A logistic model was created in order to determine risk factors that were independently related to outcome. More than one positive set of blood cultures (adjusted odds ratio [OR], 61.9; 95% confidence interval [95%CI], 10.0–381.6; P<0.001), presence of a central venous catheter (adjusted OR, 34.9; 95%CI, 5.6–219.3; P<0.001), and methicillin resistance (adjusted OR, 13.4; 95%CI, 2.3–78.5; P=0.004) were associated with true bacteremia.

To our knowledge, the study presented here is the first to specifically analyze risk factors for true bacteremia caused by NECNS. Thirty-two (20%) of the 160 bacteremic episodes investigated were considered to be significant. The presence of S. hominis or S. haemolyticus was a strong risk factor for true bacteremia on bivariate analysis (P<0.001). S. haemolyticus was associated with serious clinical complications including sepsis, endocarditis, and osteomyelitis in several patients.

Using logistic regression analysis, we identified three factors independently associated with the clinical outcome (P<0.01): (i) more than one positive blood culture, (ii) presence of a central venous catheter, and (iii) methicillin resistance. In our cohort, 28 of the 32 significant isolates were resistant to methicillin, compared to only 50 of the 128 contaminants. This could be explained by the highly preserved methicillin sensitivity found among the common contaminants S. capitis and S. auricularis (i.e., among 45 isolates only 4 were resistant to methicillin).

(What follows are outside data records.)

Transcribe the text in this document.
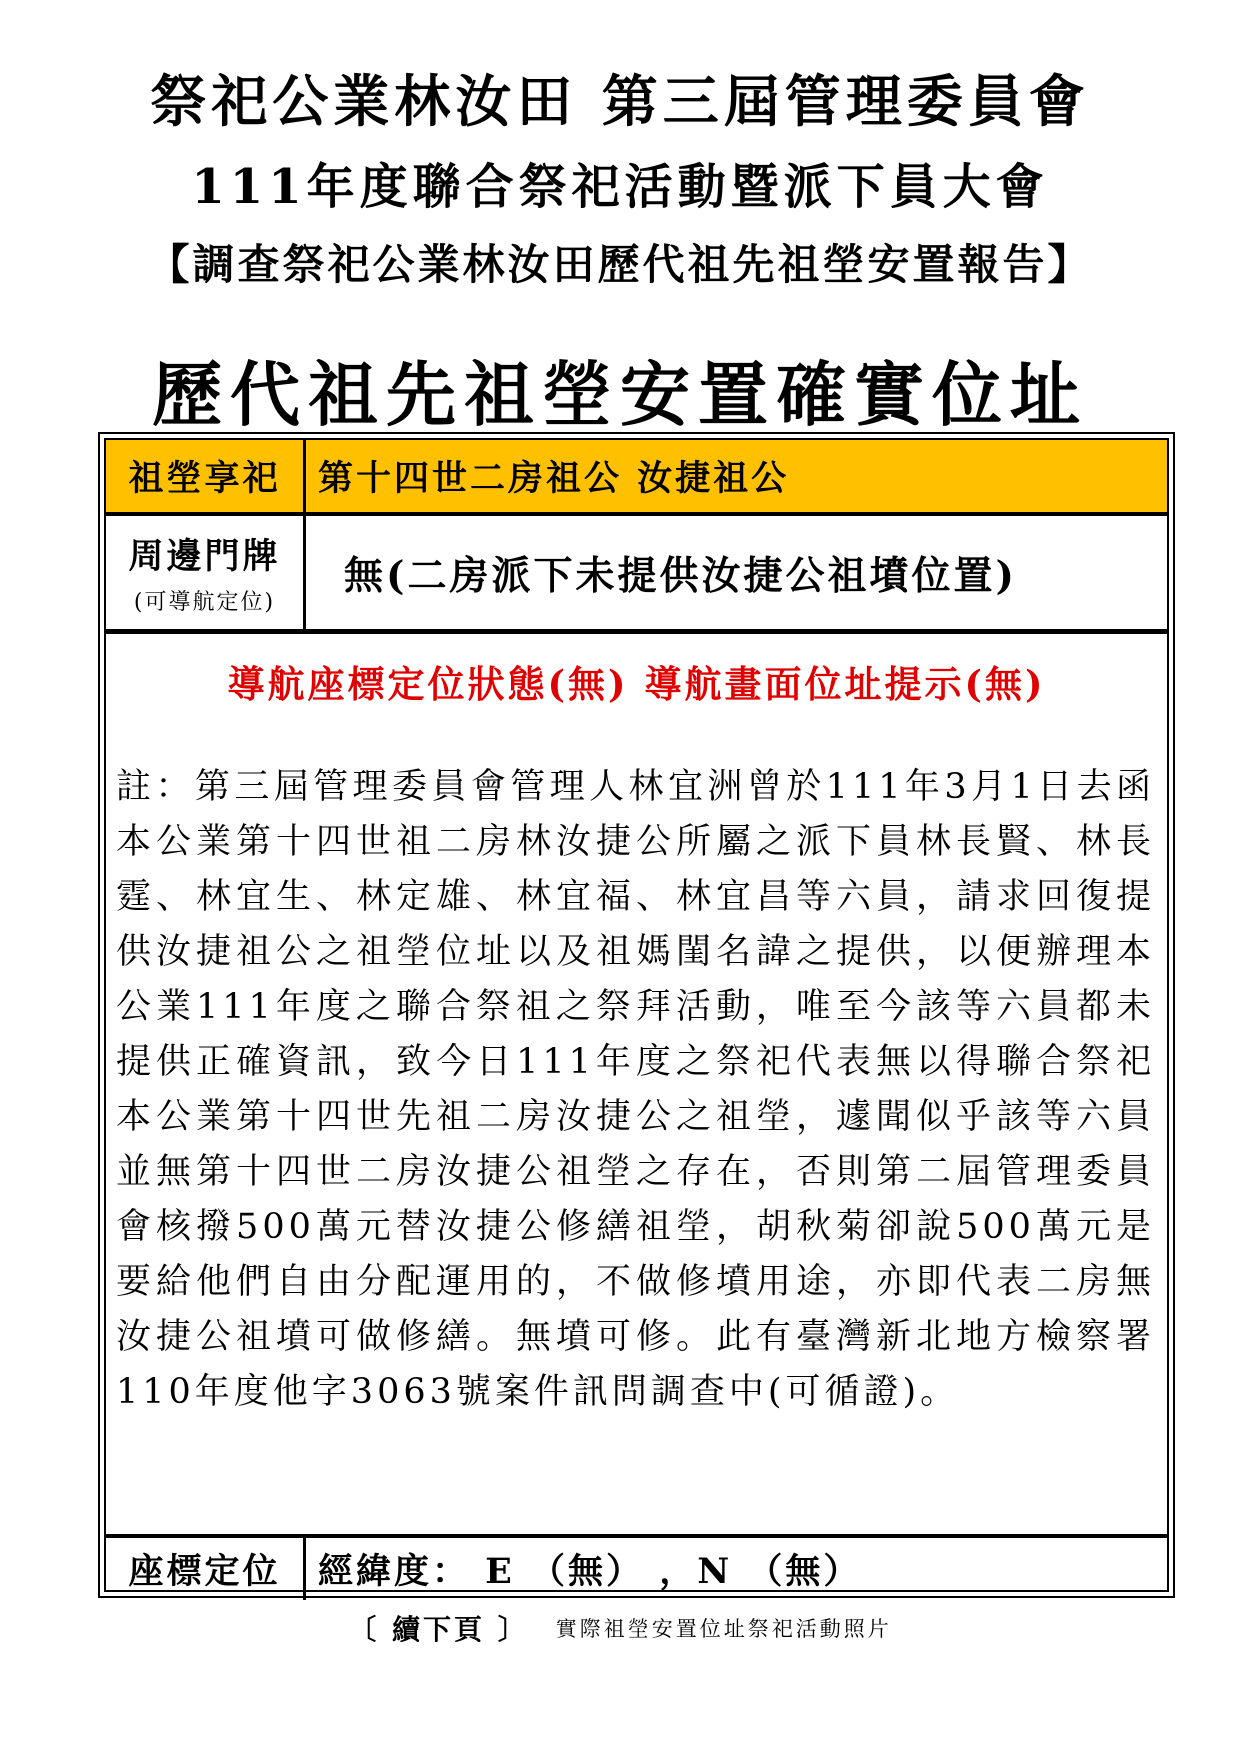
祭祀公業林汝田 第三屆管理委員會
111年度聯合祭祀活動暨派下員大會
【調查祭祀公業林汝田歷代祖先祖塋安置報告】
歷代祖先祖塋安置確實位址
祖塋享祀 第十四世二房祖公 汝捷祖公
周邊門牌
(可導航定位)
無(二房派下未提供汝捷公祖墳位置)
導航座標定位狀態(無) 導航畫面位址提示(無)
註：第三屆管理委員會管理人林宜洲曾於111年3月1日去函本公業第十四世祖二房林汝捷公所屬之派下員林長賢、林長霆、林宜生、林定雄、林宜福、林宜昌等六員，請求回復提供汝捷祖公之祖塋位址以及祖媽閨名諱之提供，以便辦理本公業111年度之聯合祭祖之祭拜活動，唯至今該等六員都未提供正確資訊，致今日111年度之祭祀代表無以得聯合祭祀本公業第十四世先祖二房汝捷公之祖塋，遽聞似乎該等六員並無第十四世二房汝捷公祖塋之存在，否則第二屆管理委員會核撥500萬元替汝捷公修繕祖塋，胡秋菊卻說500萬元是要給他們自由分配運用的，不做修墳用途，亦即代表二房無汝捷公祖墳可做修繕。無墳可修。此有臺灣新北地方檢察署110年度他字3063號案件訊問調查中(可循證)。
座標定位 經緯度： E （無） ，N （無）
〔 續下頁 〕 實際祖塋安置位址祭祀活動照片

Another remarkable finding in our study was the high rate (38%) of true bloodstream infections with only one positive blood culture. This finding is consistent with results of previous studies suggesting that a single positive blood culture should not always be considered a contaminant [46]. No significant differences were found between patients in the true bacteremia group and patients in the contaminant group regarding their blood culture ratio. However, while 28 patients in the contaminant group had only one set of blood cultures drawn, all patients in the true bacteremia group had more than one set drawn.

Blood culture isolates from the study period were not frozen and were thus not available for pulsed-field gel electrophoresis or other methods of strain typing. Therefore, we cannot exclude that multiple positive blood cultures with the same species were the result of independent contamination or infection with different strains. However, Kim et al. [5] demonstrated a high level of clonal identity among clinically significant isolates from patients with more than one positive blood culture.

The main drawback of our study is the lack of a gold standard for the definition of CNS bacteremia. Similar to other investigators, we had to rely on clinical parameters and the evaluation by the treating physician, which could have introduced misclassification bias into our study [8]. By using strict inclusion criteria, however, we tried to reduce the risk of misinterpreting the physician’s treatment decisions. Although our strict inclusion criteria required us to exclude a large number of positive blood cultures (n=235), they also allowed us to derive a cohort whose clinical presentation could reliably be correlated to the variable of interest.

In summary, the study presented here represents the largest investigation to date of the clinical significance of and risk factors for bacteremia due to NECNS. Some members of this class, especially S. haemolyticus and S. hominis, are involved in clinically significant bacteremia with associated complications.